Preprint describes three-particle bosonic Pfaffian state in ultracold rubidium atoms

A team led by researchers in physicist Markus Greiner’s ultracold-atom program has posted a preprint reporting a three-particle bosonic Pfaffian quantum Hall state in ultracold atoms, a closely watched class of states because of their connection to non-Abelian topological order. The paper, posted June 10 to arXiv as 2606.12409v1, describes a minimal experimental realization in rubidium-87 atoms — not a demonstration of braiding, non-Abelian exchange statistics or a usable topological qubit.

That distinction matters. Pfaffian states, also known as Moore-Read states, are important in quantum physics because in larger many-particle systems they are predicted to host exotic excitations whose exchange depends on order, a defining feature of non-Abelian behavior. Those properties have made them relevant to proposals for topologically protected quantum information processing. But the new report is a three-particle experiment, not evidence that a full many-body topological phase has been built or controlled.

The preprint, “A Pfaffian quantum Hall state of ultracold bosons,” lists Joyce Kwan and Greiner among 10 authors, with Kwan as the arXiv submitter. In the abstract, the authors write: “Here we realize a three-particle bosonic Pfaffian state of ultracold 87Rb atoms in an optical lattice subject to a Floquet-engineered synthetic magnetic field.”

According to the paper abstract and assignment details, the team used ultracold rubidium-87 atoms trapped in an optical lattice, a grid of light that can hold atoms in place, while engineering an artificial magnetic field through periodic driving. They say the state was prepared with a Bayesian-optimized adiabatic protocol, meaning a step-by-step tuning sequence refined by an optimization method.

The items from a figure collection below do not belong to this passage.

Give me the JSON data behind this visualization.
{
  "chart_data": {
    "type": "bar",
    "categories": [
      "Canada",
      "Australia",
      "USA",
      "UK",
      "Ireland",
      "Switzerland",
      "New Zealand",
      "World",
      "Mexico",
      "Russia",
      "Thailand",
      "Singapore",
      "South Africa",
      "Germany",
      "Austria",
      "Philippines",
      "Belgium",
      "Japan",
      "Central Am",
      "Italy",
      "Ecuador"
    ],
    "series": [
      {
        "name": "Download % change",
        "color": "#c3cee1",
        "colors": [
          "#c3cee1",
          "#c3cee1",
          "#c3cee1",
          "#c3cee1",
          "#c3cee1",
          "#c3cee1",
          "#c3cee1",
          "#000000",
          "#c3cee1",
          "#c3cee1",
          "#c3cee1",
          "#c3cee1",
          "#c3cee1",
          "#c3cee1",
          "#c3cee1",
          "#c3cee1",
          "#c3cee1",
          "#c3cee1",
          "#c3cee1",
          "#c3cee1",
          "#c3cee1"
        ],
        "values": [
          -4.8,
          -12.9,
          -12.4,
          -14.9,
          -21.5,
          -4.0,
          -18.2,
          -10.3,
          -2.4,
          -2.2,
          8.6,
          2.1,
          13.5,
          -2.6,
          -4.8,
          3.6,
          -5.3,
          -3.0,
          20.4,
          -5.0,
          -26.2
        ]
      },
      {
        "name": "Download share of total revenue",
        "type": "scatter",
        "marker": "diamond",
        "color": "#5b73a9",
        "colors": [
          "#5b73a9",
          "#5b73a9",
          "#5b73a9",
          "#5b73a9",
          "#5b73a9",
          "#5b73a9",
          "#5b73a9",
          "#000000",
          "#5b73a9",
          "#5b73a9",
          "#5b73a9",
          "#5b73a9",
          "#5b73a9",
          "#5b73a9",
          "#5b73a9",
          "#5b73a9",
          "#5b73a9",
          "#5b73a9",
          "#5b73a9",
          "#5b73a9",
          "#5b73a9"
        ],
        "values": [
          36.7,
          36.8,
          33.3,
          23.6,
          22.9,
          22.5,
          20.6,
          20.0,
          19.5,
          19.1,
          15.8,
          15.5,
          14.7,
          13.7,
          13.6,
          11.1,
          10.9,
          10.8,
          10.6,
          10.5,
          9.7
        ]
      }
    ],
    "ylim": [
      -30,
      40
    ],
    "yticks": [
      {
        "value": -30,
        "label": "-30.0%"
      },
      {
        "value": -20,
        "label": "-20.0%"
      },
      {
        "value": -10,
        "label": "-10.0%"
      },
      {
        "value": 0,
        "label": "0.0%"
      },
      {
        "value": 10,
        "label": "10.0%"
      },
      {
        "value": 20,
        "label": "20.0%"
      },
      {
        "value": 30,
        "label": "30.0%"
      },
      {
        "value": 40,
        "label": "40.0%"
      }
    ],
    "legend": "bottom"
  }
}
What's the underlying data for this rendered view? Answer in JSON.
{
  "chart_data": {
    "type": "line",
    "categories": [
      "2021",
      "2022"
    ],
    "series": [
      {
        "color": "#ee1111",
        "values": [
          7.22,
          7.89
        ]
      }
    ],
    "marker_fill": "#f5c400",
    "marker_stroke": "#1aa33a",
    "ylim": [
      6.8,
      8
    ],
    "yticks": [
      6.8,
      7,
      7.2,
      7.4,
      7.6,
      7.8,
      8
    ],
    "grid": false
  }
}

The main evidence comes from two kinds of measurements. First, the authors report site-resolved multipoint density correlations, a technique that can track how atoms are distributed across the lattice one site at a time. In the abstract, they say these measurements show “pronounced suppression of short-range three-body coincidences,” a signature they interpret as consistent with the Pfaffian state’s pairing structure. Second, they report Hall-drift measurements aimed at probing the state’s transport response, another standard way to test whether a system behaves like a quantum Hall state.

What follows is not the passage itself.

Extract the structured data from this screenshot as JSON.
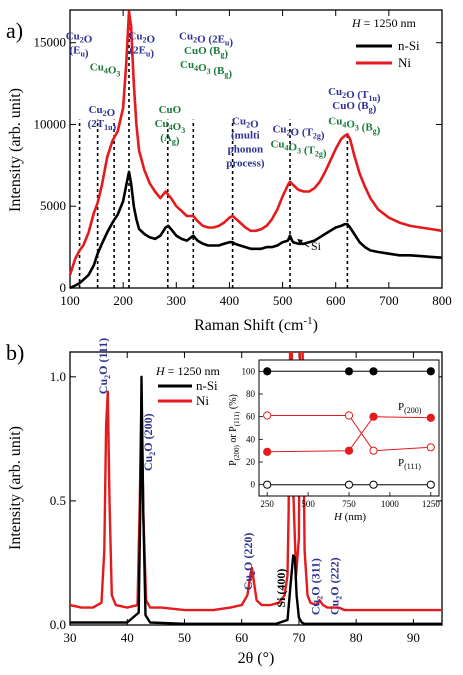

The Pfaffian state has a long history in theory. Introduced in 1991 by Gregory Moore and Nicholas Read, the Moore-Read or Pfaffian state is a paired fractional quantum Hall state, distinct from the better-known Laughlin family of states. Electronic systems, especially those connected to the 5/2 fractional quantum Hall effect, have long been studied as possible Pfaffian platforms. Ultracold atoms are attractive because they offer unusual control over the system and allow site-resolved measurements alongside engineered gauge fields.

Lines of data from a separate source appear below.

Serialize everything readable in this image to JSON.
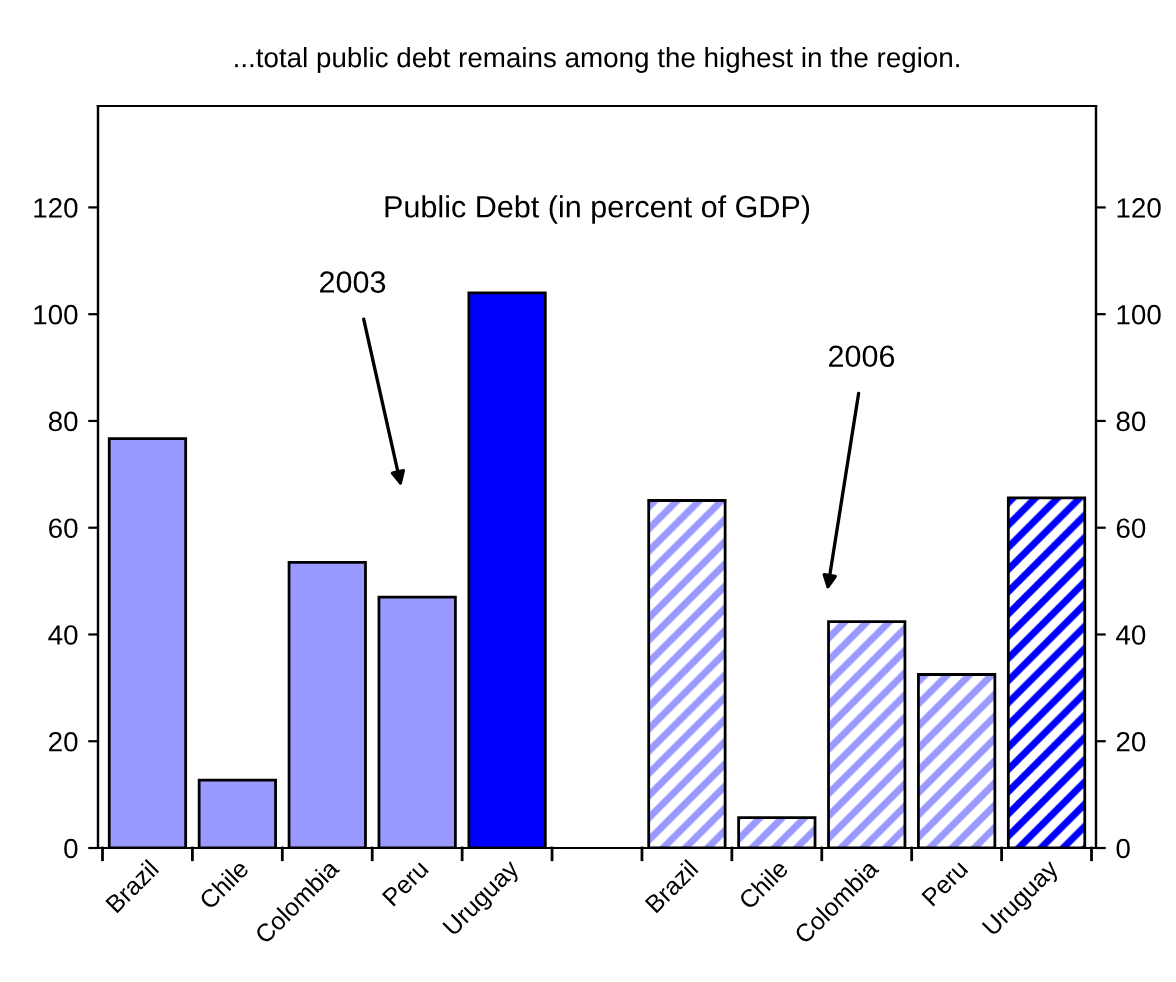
{
  "chart_data": {
    "type": "bar",
    "title": "...total public debt remains among the highest in the region.",
    "subtitle": "Public Debt (in percent of GDP)",
    "categories": [
      "Brazil",
      "Chile",
      "Colombia",
      "Peru",
      "Uruguay",
      null,
      "Brazil",
      "Chile",
      "Colombia",
      "Peru",
      "Uruguay"
    ],
    "series": [
      {
        "colors": [
          "#9999ff",
          "#9999ff",
          "#9999ff",
          "#9999ff",
          "#0000ff",
          null,
          null,
          null,
          null,
          null,
          null
        ],
        "values": [
          76.7,
          12.7,
          53.5,
          47.0,
          104,
          null,
          null,
          null,
          null,
          null,
          null
        ]
      },
      {
        "colors": [
          null,
          null,
          null,
          null,
          null,
          null,
          "#9999ff",
          "#9999ff",
          "#9999ff",
          "#9999ff",
          "#0000ff"
        ],
        "values": [
          null,
          null,
          null,
          null,
          null,
          null,
          65.1,
          5.7,
          42.4,
          32.5,
          65.6
        ]
      }
    ],
    "annotations": [
      "2003",
      "2006"
    ],
    "ylim": [
      0,
      139
    ],
    "yticks": [
      0,
      20,
      40,
      60,
      80,
      100,
      120
    ],
    "y2lim": [
      0,
      139
    ],
    "y2ticks": [
      0,
      20,
      40,
      60,
      80,
      100,
      120
    ],
    "grid": false,
    "legend": false
  }
}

The new preprint also fits into a recent line of work from the Greiner group. In 2023, the group reported a minimal Laughlin-type fractional quantum Hall state with ultracold atoms in a Nature paper. The new result, if it holds up, would move that program from Laughlin-type physics to a Pfaffian pairing state, a qualitatively different target.

Still, the paper’s scope is narrow, and it remains a preprint. As of June 11, no peer-reviewed journal publication for this manuscript was identified in the research report underlying this assignment. The authors themselves frame the work as an early step rather than a final demonstration, writing in the abstract that the measurements “lay the groundwork for future explorations of anyonic braiding.”

For now, the significance is not that non-Abelian anyons have been directly observed or manipulated, but that an experimental platform designed for that broader goal says it has reached a minimal Pfaffian-state milestone in a highly controlled cold-atom setting.